Nicholas Carlini (Anthropic research scientist) used Claude Code and a 12-line bash script to find hundreds of remotely exploitable Linux kernel vulnerabilities — including one introduced in 2003 and undiscovered for 23 years.
He's holding most of them unreported. His words: "I'm not going to send the Linux kernel maintainers potential slop."
The bottleneck isn't finding bugs anymore. It's validating them fast enough.
Here's the part that matters for defenders:
That validation constraint only binds researchers following responsible disclosure. An attacker running the identical script has zero validation requirement — they probe directly from unverified findings. The asymmetry is structural, not technical. It's baked into how responsible disclosure works.

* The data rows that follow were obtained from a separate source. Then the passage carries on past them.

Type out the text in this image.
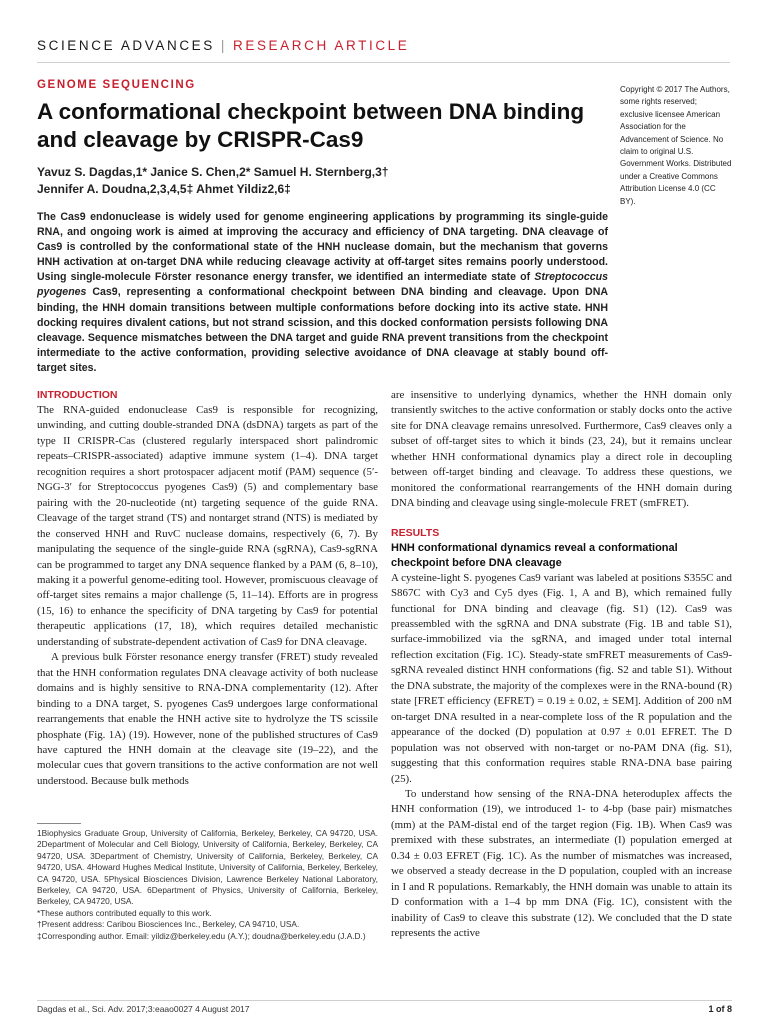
SCIENCE ADVANCES | RESEARCH ARTICLE
GENOME SEQUENCING
A conformational checkpoint between DNA binding and cleavage by CRISPR-Cas9
Yavuz S. Dagdas,1* Janice S. Chen,2* Samuel H. Sternberg,3†
Jennifer A. Doudna,2,3,4,5‡ Ahmet Yildiz2,6‡
Copyright © 2017 The Authors, some rights reserved; exclusive licensee American Association for the Advancement of Science. No claim to original U.S. Government Works. Distributed under a Creative Commons Attribution License 4.0 (CC BY).
The Cas9 endonuclease is widely used for genome engineering applications by programming its single-guide RNA, and ongoing work is aimed at improving the accuracy and efficiency of DNA targeting. DNA cleavage of Cas9 is controlled by the conformational state of the HNH nuclease domain, but the mechanism that governs HNH activation at on-target DNA while reducing cleavage activity at off-target sites remains poorly understood. Using single-molecule Förster resonance energy transfer, we identified an intermediate state of Streptococcus pyogenes Cas9, representing a conformational checkpoint between DNA binding and cleavage. Upon DNA binding, the HNH domain transitions between multiple conformations before docking into its active state. HNH docking requires divalent cations, but not strand scission, and this docked conformation persists following DNA cleavage. Sequence mismatches between the DNA target and guide RNA prevent transitions from the checkpoint intermediate to the active conformation, providing selective avoidance of DNA cleavage at stably bound off-target sites.
INTRODUCTION

The RNA-guided endonuclease Cas9 is responsible for recognizing, unwinding, and cutting double-stranded DNA (dsDNA) targets as part of the type II CRISPR-Cas (clustered regularly interspaced short palindromic repeats–CRISPR-associated) adaptive immune system (1–4). DNA target recognition requires a short protospacer adjacent motif (PAM) sequence (5′-NGG-3′ for Streptococcus pyogenes Cas9) (5) and complementary base pairing with the 20-nucleotide (nt) targeting sequence of the guide RNA. Cleavage of the target strand (TS) and nontarget strand (NTS) is mediated by the conserved HNH and RuvC nuclease domains, respectively (6, 7). By manipulating the sequence of the single-guide RNA (sgRNA), Cas9-sgRNA can be programmed to target any DNA sequence flanked by a PAM (6, 8–10), making it a powerful genome-editing tool. However, promiscuous cleavage of off-target sites remains a major challenge (5, 11–14). Efforts are in progress (15, 16) to enhance the specificity of DNA targeting by Cas9 for potential therapeutic applications (17, 18), which requires detailed mechanistic understanding of substrate-dependent activation of Cas9 for DNA cleavage.

A previous bulk Förster resonance energy transfer (FRET) study revealed that the HNH conformation regulates DNA cleavage activity of both nuclease domains and is highly sensitive to RNA-DNA complementarity (12). After binding to a DNA target, S. pyogenes Cas9 undergoes large conformational rearrangements that enable the HNH active site to hydrolyze the TS scissile phosphate (Fig. 1A) (19). However, none of the published structures of Cas9 have captured the HNH domain at the cleavage site (19–22), and the molecular cues that govern transitions to the active conformation are not well understood. Because bulk methods

1Biophysics Graduate Group, University of California, Berkeley, Berkeley, CA 94720, USA. 2Department of Molecular and Cell Biology, University of California, Berkeley, Berkeley, CA 94720, USA. 3Department of Chemistry, University of California, Berkeley, Berkeley, CA 94720, USA. 4Howard Hughes Medical Institute, University of California, Berkeley, Berkeley, CA 94720, USA. 5Physical Biosciences Division, Lawrence Berkeley National Laboratory, Berkeley, CA 94720, USA. 6Department of Physics, University of California, Berkeley, Berkeley, CA 94720, USA.
*These authors contributed equally to this work.
†Present address: Caribou Biosciences Inc., Berkeley, CA 94710, USA.
‡Corresponding author. Email: yildiz@berkeley.edu (A.Y.); doudna@berkeley.edu (J.A.D.)

are insensitive to underlying dynamics, whether the HNH domain only transiently switches to the active conformation or stably docks onto the active site for DNA cleavage remains unresolved. Furthermore, Cas9 cleaves only a subset of off-target sites to which it binds (23, 24), but it remains unclear whether HNH conformational dynamics play a direct role in decoupling between off-target binding and cleavage. To address these questions, we monitored the conformational rearrangements of the HNH domain during DNA binding and cleavage using single-molecule FRET (smFRET).

RESULTS
HNH conformational dynamics reveal a conformational checkpoint before DNA cleavage

A cysteine-light S. pyogenes Cas9 variant was labeled at positions S355C and S867C with Cy3 and Cy5 dyes (Fig. 1, A and B), which remained fully functional for DNA binding and cleavage (fig. S1) (12). Cas9 was preassembled with the sgRNA and DNA substrate (Fig. 1B and table S1), surface-immobilized via the sgRNA, and imaged under total internal reflection excitation (Fig. 1C). Steady-state smFRET measurements of Cas9-sgRNA revealed distinct HNH conformations (fig. S2 and table S1). Without the DNA substrate, the majority of the complexes were in the RNA-bound (R) state [FRET efficiency (EFRET) = 0.19 ± 0.02, ± SEM]. Addition of 200 nM on-target DNA resulted in a near-complete loss of the R population and the appearance of the docked (D) population at 0.97 ± 0.01 EFRET. The D population was not observed with non-target or no-PAM DNA (fig. S1), suggesting that this conformation requires stable RNA-DNA base pairing (25).

To understand how sensing of the RNA-DNA heteroduplex affects the HNH conformation (19), we introduced 1- to 4-bp (base pair) mismatches (mm) at the PAM-distal end of the target region (Fig. 1B). When Cas9 was premixed with these substrates, an intermediate (I) population emerged at 0.34 ± 0.03 EFRET (Fig. 1C). As the number of mismatches was increased, we observed a steady decrease in the D population, coupled with an increase in I and R populations. Remarkably, the HNH domain was unable to attain its D conformation with a 1–4 bp mm DNA (Fig. 1C), consistent with the inability of Cas9 to cleave this substrate (12). We concluded that the D state represents the active

Dagdas et al., Sci. Adv. 2017;3:eaao0027 4 August 2017	1 of 8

And the framework was already failing before AI arrived:

• 32% of vulnerabilities exploited on or before CVE issuance
• Median exploitation window: 5.0 days (down from 8.5)
• AI can generate working CVE exploits in ~10 minutes at ~$1 per exploit
• 130+ new CVEs weaponised daily at scale

We ran this problem through four structured Crucible analysis passes and produced a white paper. The conclusion: responsible disclosure needs a named replacement framework — Post-Exploitation Response Coordination — which accepts that exploitation will happen before validation and rebuilds around detection, response, and recovery speed instead.

The full white paper is live at https://www.thecrucible.systems/whitepapers/f27bb2aa-8a5b-47d3-b3bf-b33effa7e20e

Curious what this community thinks — specifically on the asymmetry point. Is there a path to closing that gap or is it genuinely irreducible?